En effet, pendant l’adolescence, le big bang hormonal fait que les ados ont plus besoin de sommeil, et de manière décalés. Ils se couchent plus tard et se lèvent par conséquent plus tard.
Ce n’est pas, comme nous avons tendance à le percevoir, une rebellion contre les rythmes des adultes ou comme de la fainéantise assumée, mais en réalité, liée à leur sécrétion de mélatonine, l’hormone qui se déclenche en l’absence de lumière, et qui permet l’endormissement. On remarque chez les adolescents que cette hormone se déclenche plus tardivement, ce qui retarde leur endormissement (selon de nombreuses recherches américaines, notamment celles de Mary Carskadon, chercheuse à l’université de Brown, et directrice du Laboratoire du Sommeil et de Chronobiologie du Bradley Hospital). ! !

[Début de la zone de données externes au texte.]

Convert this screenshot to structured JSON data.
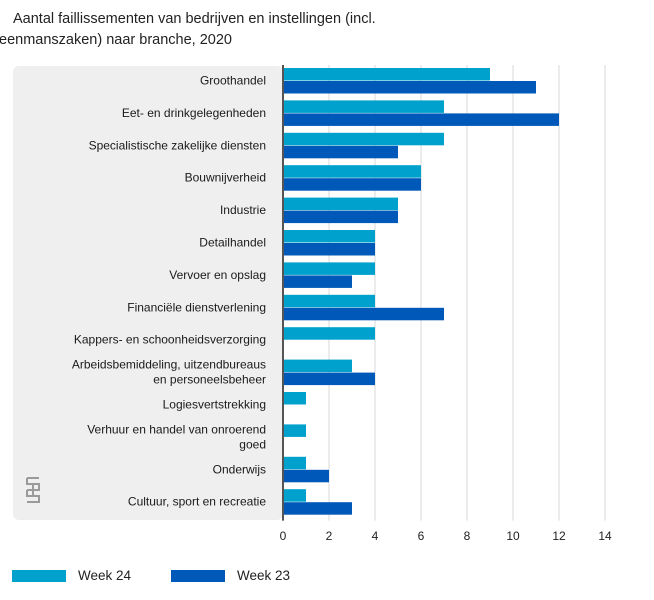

Dès lors, les rythmes scolaires du secondaire (collège-lycée) ne correspondent pas au rythme biologique des élèves. En tant qu’enseignant du secondaire, je le constate tous les jours : les élèves arrivent à 8h30 encore endormis, et sont complètement épuisés à la fin de la journée, ce qui fait que la dernière heure de cours est en général beaucoup moins efficace qu’elle ne le serait si elle était située à une autre heure de la journée. Et chaque année, je vois de très nombreux élèves en difficultés, voire décrocher, parce que les rythmes scolaires ne leur conviennent pas. En réalité, nous nous épuisons, élèves et enseignants, pendant 6 à 8 semaines, pour profiter de 2 semaines de vacances qui ne suffisent en général pas à récupérer l’énergie dépensée. Nous faisons un sprint, quand nous devrions faire un marathon.! !
Il faut opérer un changement dans ces rythmes scolaires. Certains de nos élèves viennent de très loin, et doivent parfois effectuer une heure, une heure et demie de trajet pour arriver à l’heure à 8h30. Certains doivent donc se lever vers 6h pour pouvoir arriver à temps. Il faut donc supprimer cette première heure, de 8h30 à 9h30. Deux solutions s’offrent alors pour compenser le temps scolaire. La plus pratique : décaler cette heure de 17h30 à 18h30. Les élèves seront moins fatigués à la fin de la journée, car leur cycle de sommeil n’aura pas été interrompu dans sa phase la plus récupératrice. Cependant, on n’allège pas la journée. L’autre solution serait de rogner sur les vacances scolaires d’été. Il y a de la marge sur 2 mois, ôter 2 semaines n’est pas inconcevable, d’autant que les deux mois constituent une durée minimale, quand certaines classes qui n’ont pas d’examens se retrouvent en vacances bien souvent début juin. Cette solution pose néanmoins deux problèmes : d’une part, l’organisation et la correction de ces examens, et d’autre part, nous ferions tomber le tabou que sont les deux mois de vacances d’été, et nous exposerions à une contestation sans doute forte de la part des syndicats lycéens. ! !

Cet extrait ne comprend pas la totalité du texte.